NATAL PRESS

Alvorada, anúncio de um novo dia. Sou um madrugador. Hora que seja ao dormir, cinco e meia estou de pé. Sem alvoradas ou alarmes. Internalizei o meu despertador. Outros, precisam de ajuda. Antigamente, tínhamos o canto do galo. Na caserna, o clarim. Depois, relógios de corda com um tímpano no topo. Em seguida, os eletrônicos. Alguns, são forçados a acordar. Um radioamador amigo em Maceió era despertado com a bigorna do pássaro ferreiro do vizinho, quatro da manhã. Vingou-se com alto-falantes em cima do muro, sintonizado no máximo volume numa dessas rádios sertanejas. Fizeram um acordo: o vizinho desligou o pássaro e ele o rádio.

Comigo agora é diferente. Esta semana fui privilegiado. Acordei com uma alvorada. Alvorada canina. Meu prédio é relativamente pequeno. Apenas 22 apartamentos. Na maioria, ocupados pelos proprietários, alguns alugados, mas todos, repito, todos, para felicidade geral do edifício, civilizados. Mesmo as crianças, que são poucas, são silenciosas. Portanto, tudo muito tranqüilo.

Nossa convenção de condomínio é liberal. Permite a existência de micro cachorros. Esquecemos que eles mordem, mas especialmente latem. E latir faz barulho. Não chega a incomodar muito, e geralmente só fazem alvorada, mas latem. Votei a favor da convenção. Nem estou reclamando, apenas comento. Nem quero expulsar os cachorrinhos.

Já fui criador de cachorros. Quando morava numa casa, criava, mais por segurança do que outra coisa, cães pastores. Bonitos, fortes, corajosos, me davam uma sensação de segurança, mesmo tendo sido, quase todos, mortos por “bolas”. Para quem não sabe ou não se lembra, era como se chamava a comida envenenada, que jogavam por cima do muro. Hoje, tenho um único cachorro no meu apartamento, esculpido por um amigo em pedra sabão e que m’o presenteou. Não late, não suja a casa, quieto. Como eu gosto. Se a nossa é uma convenção liberal, outras há que não o são. Aqui em Natal mesmo, conheço alguns edifícios que não permitem quaisquer cachorros. Decisão livre e aceita por todos, nada a contestar.

Quando fui morar em Washington, começo dos anos setenta, fiquei um tempo num hotel, buscando apartamentos. Preço, localização, tranqüilidade, eram dos principais ingredientes envolvidos na escolha. Visitei vários.
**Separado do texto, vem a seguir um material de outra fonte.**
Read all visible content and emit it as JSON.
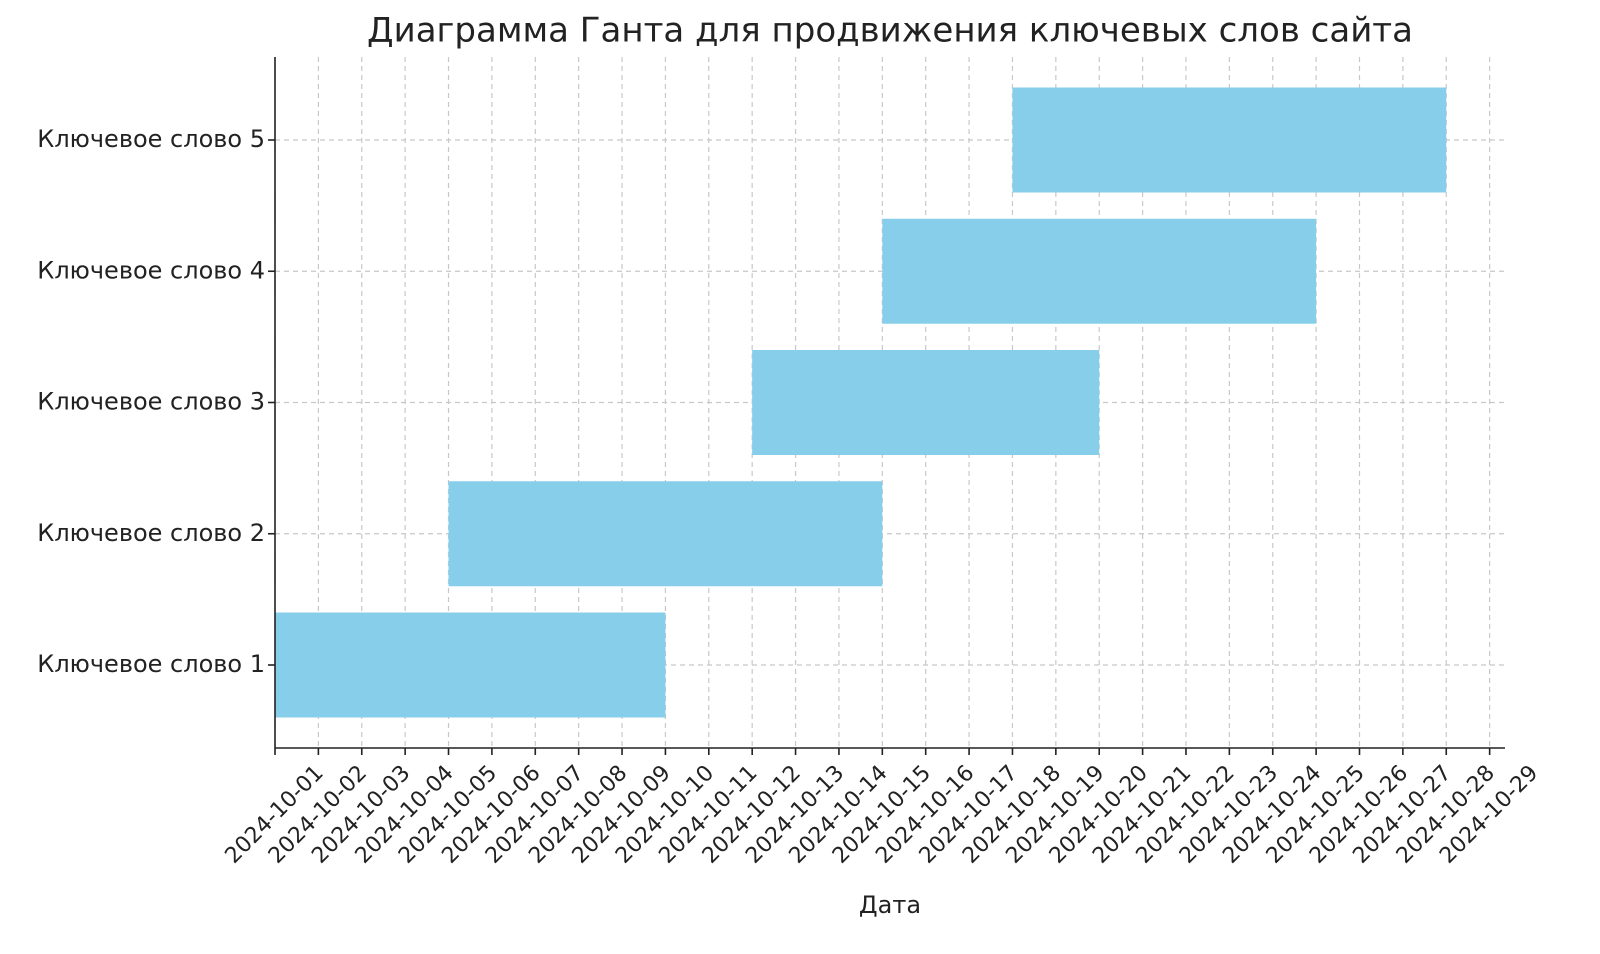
{
  "chart_data": {
    "type": "gantt",
    "title": "Диаграмма Ганта для продвижения ключевых слов сайта",
    "x_label": "Дата",
    "categories": [
      "Ключевое слово 1",
      "Ключевое слово 2",
      "Ключевое слово 3",
      "Ключевое слово 4",
      "Ключевое слово 5"
    ],
    "tasks": [
      {
        "start": "2024-10-01",
        "end": "2024-10-10"
      },
      {
        "start": "2024-10-05",
        "end": "2024-10-15"
      },
      {
        "start": "2024-10-12",
        "end": "2024-10-20"
      },
      {
        "start": "2024-10-15",
        "end": "2024-10-25"
      },
      {
        "start": "2024-10-18",
        "end": "2024-10-28"
      }
    ],
    "color": "#87ceeb",
    "xlim": [
      "2024-10-01",
      "2024-10-29T08:30"
    ],
    "xticks": [
      "2024-10-01",
      "2024-10-02",
      "2024-10-03",
      "2024-10-04",
      "2024-10-05",
      "2024-10-06",
      "2024-10-07",
      "2024-10-08",
      "2024-10-09",
      "2024-10-10",
      "2024-10-11",
      "2024-10-12",
      "2024-10-13",
      "2024-10-14",
      "2024-10-15",
      "2024-10-16",
      "2024-10-17",
      "2024-10-18",
      "2024-10-19",
      "2024-10-20",
      "2024-10-21",
      "2024-10-22",
      "2024-10-23",
      "2024-10-24",
      "2024-10-25",
      "2024-10-26",
      "2024-10-27",
      "2024-10-28",
      "2024-10-29"
    ],
    "grid": true
  }
}
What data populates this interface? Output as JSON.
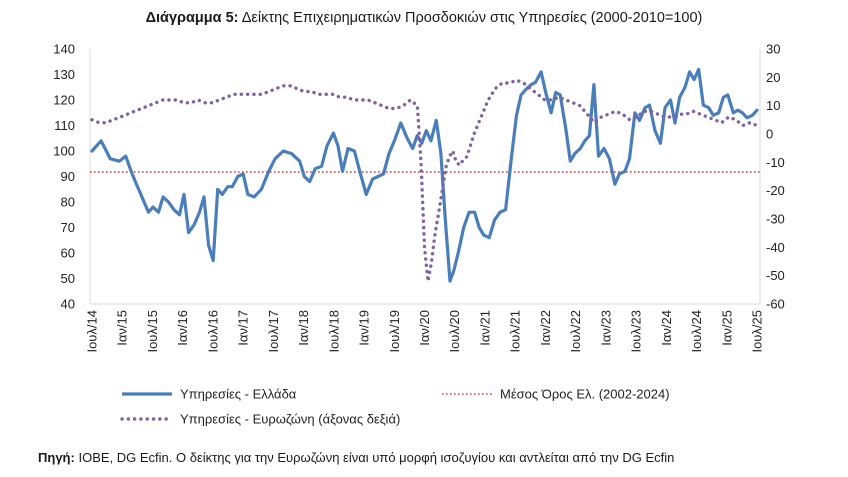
{
  "chart_data": {
    "type": "line",
    "title_lead": "Διάγραμμα 5:",
    "title_rest": "Δείκτης Επιχειρηματικών Προσδοκιών στις Υπηρεσίες (2000-2010=100)",
    "left_axis": {
      "ylim": [
        40,
        140
      ],
      "ticks": [
        140,
        130,
        120,
        110,
        100,
        90,
        80,
        70,
        60,
        50,
        40
      ]
    },
    "right_axis": {
      "ylim": [
        -60,
        30
      ],
      "ticks": [
        30,
        20,
        10,
        0,
        -10,
        -20,
        -30,
        -40,
        -50,
        -60
      ]
    },
    "x_ticks": [
      "Ιουλ/14",
      "Ιαν/15",
      "Ιουλ/15",
      "Ιαν/16",
      "Ιουλ/16",
      "Ιαν/17",
      "Ιουλ/17",
      "Ιαν/18",
      "Ιουλ/18",
      "Ιαν/19",
      "Ιουλ/19",
      "Ιαν/20",
      "Ιουλ/20",
      "Ιαν/21",
      "Ιουλ/21",
      "Ιαν/22",
      "Ιουλ/22",
      "Ιαν/23",
      "Ιουλ/23",
      "Ιαν/24",
      "Ιουλ/24",
      "Ιαν/25",
      "Ιουλ/25"
    ],
    "legend_position": "bottom",
    "grid": false,
    "series": [
      {
        "name": "Υπηρεσίες  - Ελλάδα",
        "axis": "left",
        "style": "solid",
        "color": "#4a7ebb",
        "points": [
          [
            0,
            100
          ],
          [
            1,
            104
          ],
          [
            2,
            97
          ],
          [
            3,
            96
          ],
          [
            3.7,
            98
          ],
          [
            4.3,
            92
          ],
          [
            5,
            86
          ],
          [
            5.6,
            81
          ],
          [
            6.2,
            76
          ],
          [
            6.7,
            78
          ],
          [
            7.3,
            76
          ],
          [
            7.8,
            82
          ],
          [
            8.4,
            80
          ],
          [
            9,
            77
          ],
          [
            9.6,
            75
          ],
          [
            10.1,
            83
          ],
          [
            10.6,
            68
          ],
          [
            11.2,
            71
          ],
          [
            11.8,
            76
          ],
          [
            12.3,
            82
          ],
          [
            12.8,
            63
          ],
          [
            13.3,
            57
          ],
          [
            13.8,
            85
          ],
          [
            14.3,
            83
          ],
          [
            14.9,
            86
          ],
          [
            15.4,
            86
          ],
          [
            16,
            90
          ],
          [
            16.6,
            91
          ],
          [
            17.1,
            83
          ],
          [
            17.8,
            82
          ],
          [
            18.6,
            85
          ],
          [
            19.4,
            92
          ],
          [
            20.1,
            97
          ],
          [
            21,
            100
          ],
          [
            21.9,
            99
          ],
          [
            22.8,
            96
          ],
          [
            23.3,
            90
          ],
          [
            23.9,
            88
          ],
          [
            24.5,
            93
          ],
          [
            25.2,
            94
          ],
          [
            25.8,
            102
          ],
          [
            26.5,
            107
          ],
          [
            27,
            102
          ],
          [
            27.5,
            92
          ],
          [
            28.1,
            101
          ],
          [
            28.8,
            100
          ],
          [
            29.4,
            92
          ],
          [
            30.1,
            83
          ],
          [
            30.8,
            89
          ],
          [
            31.4,
            90
          ],
          [
            32,
            91
          ],
          [
            32.6,
            99
          ],
          [
            33.2,
            104
          ],
          [
            33.9,
            111
          ],
          [
            34.6,
            105
          ],
          [
            35.2,
            101
          ],
          [
            35.7,
            106
          ],
          [
            36.2,
            103
          ],
          [
            36.7,
            108
          ],
          [
            37.2,
            104
          ],
          [
            37.8,
            112
          ],
          [
            38.3,
            99
          ],
          [
            38.8,
            72
          ],
          [
            39.3,
            49
          ],
          [
            39.7,
            53
          ],
          [
            40.2,
            60
          ],
          [
            40.8,
            70
          ],
          [
            41.4,
            76
          ],
          [
            42,
            76
          ],
          [
            42.5,
            70
          ],
          [
            43,
            67
          ],
          [
            43.6,
            66
          ],
          [
            44.2,
            73
          ],
          [
            44.8,
            76
          ],
          [
            45.4,
            77
          ],
          [
            46,
            96
          ],
          [
            46.6,
            114
          ],
          [
            47.1,
            122
          ],
          [
            47.6,
            124
          ],
          [
            48.2,
            126
          ],
          [
            48.7,
            127
          ],
          [
            49.3,
            131
          ],
          [
            49.8,
            123
          ],
          [
            50.4,
            115
          ],
          [
            50.9,
            123
          ],
          [
            51.4,
            122
          ],
          [
            52,
            109
          ],
          [
            52.5,
            96
          ],
          [
            53,
            99
          ],
          [
            53.6,
            101
          ],
          [
            54.1,
            104
          ],
          [
            54.6,
            106
          ],
          [
            55.1,
            126
          ],
          [
            55.6,
            98
          ],
          [
            56.2,
            101
          ],
          [
            56.8,
            97
          ],
          [
            57.4,
            87
          ],
          [
            57.9,
            91
          ],
          [
            58.5,
            92
          ],
          [
            59,
            97
          ],
          [
            59.6,
            115
          ],
          [
            60.1,
            112
          ],
          [
            60.7,
            117
          ],
          [
            61.2,
            118
          ],
          [
            61.8,
            108
          ],
          [
            62.4,
            103
          ],
          [
            62.9,
            117
          ],
          [
            63.5,
            120
          ],
          [
            64,
            111
          ],
          [
            64.5,
            121
          ],
          [
            65.1,
            125
          ],
          [
            65.6,
            131
          ],
          [
            66.1,
            128
          ],
          [
            66.6,
            132
          ],
          [
            67.1,
            118
          ],
          [
            67.7,
            117
          ],
          [
            68.2,
            114
          ],
          [
            68.8,
            115
          ],
          [
            69.3,
            121
          ],
          [
            69.8,
            122
          ],
          [
            70.4,
            115
          ],
          [
            70.9,
            116
          ],
          [
            71.4,
            115
          ],
          [
            71.9,
            113
          ],
          [
            72.5,
            114
          ],
          [
            73,
            116
          ]
        ]
      },
      {
        "name": "Υπηρεσίες - Ευρωζώνη (άξονας δεξιά)",
        "axis": "right",
        "style": "dotted",
        "color": "#7d62a6",
        "points": [
          [
            0,
            5
          ],
          [
            1,
            4
          ],
          [
            2,
            4
          ],
          [
            3,
            5
          ],
          [
            4,
            6
          ],
          [
            5,
            7
          ],
          [
            6,
            8
          ],
          [
            7,
            9
          ],
          [
            8,
            10
          ],
          [
            9,
            11
          ],
          [
            10,
            12
          ],
          [
            11,
            12
          ],
          [
            12,
            12
          ],
          [
            13,
            11
          ],
          [
            14,
            11
          ],
          [
            15,
            12
          ],
          [
            16,
            11
          ],
          [
            17,
            11
          ],
          [
            18,
            12
          ],
          [
            19,
            13
          ],
          [
            20,
            14
          ],
          [
            21,
            14
          ],
          [
            22,
            14
          ],
          [
            23,
            14
          ],
          [
            24,
            14
          ],
          [
            25,
            15
          ],
          [
            26,
            16
          ],
          [
            27,
            17
          ],
          [
            28,
            17
          ],
          [
            29,
            16
          ],
          [
            30,
            15
          ],
          [
            31,
            15
          ],
          [
            32,
            14
          ],
          [
            33,
            14
          ],
          [
            34,
            14
          ],
          [
            35,
            13
          ],
          [
            36,
            13
          ],
          [
            37,
            12
          ],
          [
            38,
            12
          ],
          [
            39,
            12
          ],
          [
            40,
            11
          ],
          [
            41,
            10
          ],
          [
            42,
            9
          ],
          [
            43,
            9
          ],
          [
            44,
            10
          ],
          [
            45,
            12
          ],
          [
            46,
            10
          ],
          [
            46.5,
            -10
          ],
          [
            47,
            -40
          ],
          [
            47.5,
            -52
          ],
          [
            48,
            -45
          ],
          [
            48.5,
            -35
          ],
          [
            49,
            -28
          ],
          [
            49.5,
            -20
          ],
          [
            50,
            -12
          ],
          [
            50.5,
            -8
          ],
          [
            51,
            -6
          ],
          [
            51.5,
            -10
          ],
          [
            52,
            -11
          ],
          [
            52.5,
            -9
          ],
          [
            53,
            -8
          ],
          [
            53.5,
            -4
          ],
          [
            54,
            0
          ],
          [
            55,
            6
          ],
          [
            56,
            12
          ],
          [
            57,
            16
          ],
          [
            58,
            18
          ],
          [
            59,
            18
          ],
          [
            60,
            19
          ],
          [
            61,
            18
          ],
          [
            62,
            16
          ],
          [
            63,
            14
          ],
          [
            64,
            12
          ],
          [
            65,
            12
          ],
          [
            66,
            13
          ],
          [
            67,
            12
          ],
          [
            68,
            11
          ],
          [
            69,
            10
          ],
          [
            70,
            7
          ],
          [
            71,
            4
          ],
          [
            72,
            6
          ],
          [
            73,
            7
          ],
          [
            74,
            8
          ],
          [
            75,
            7
          ],
          [
            76,
            5
          ],
          [
            77,
            6
          ],
          [
            78,
            8
          ],
          [
            79,
            8
          ],
          [
            80,
            7
          ],
          [
            81,
            6
          ],
          [
            82,
            6
          ],
          [
            83,
            7
          ],
          [
            84,
            7
          ],
          [
            85,
            8
          ],
          [
            86,
            7
          ],
          [
            87,
            6
          ],
          [
            88,
            5
          ],
          [
            89,
            4
          ],
          [
            90,
            6
          ],
          [
            91,
            5
          ],
          [
            92,
            3
          ],
          [
            93,
            4
          ],
          [
            94,
            3
          ]
        ]
      },
      {
        "name": "Μέσος Όρος Ελ. (2002-2024)",
        "axis": "left",
        "style": "dotted-line",
        "color": "#d04a4a",
        "value": 91.8
      }
    ],
    "source_label": "Πηγή:",
    "source_text": "ΙΟΒΕ, DG Ecfin. Ο δείκτης για την Ευρωζώνη είναι υπό μορφή ισοζυγίου και αντλείται από την DG Ecfin"
  }
}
Encontrei finalmente um que me interessava e fui alugar. Bem recebido, tudo fácil, aluguel acertado. No hora de assinar o contrato, o responsável pergunta: o senhor tem filhos? De que idade? Sim, 9 anos. Infelizmente não podemos alugar o apartamento.  Nossa convenção não permite. A maioria aqui é de idosos e não querem crianças fazendo barulho, correndo, abusando dos elevadores, enfim, fazendo bagunças. Aí eu perguntei: permitem cachorros? Sim, desde que pequenos. Latem, mas não chegam a incomodar.

Comprei uma casa. Foi a coisa mais fácil do mundo. Sem escrituras e papeladas. Burocracia zero. Fui ao banco e fiz o financiamento. O recibo assinado pelo antigo dono foi enviado a Prefeitura, que transferiu a propriedade da casa para o meu nome. Nem precisei ir lá. Lembrei-me do Brasil.
E já que lembrei-me do Brasil, amanhã, dia 26, vote uma nova alvorada para o nosso país.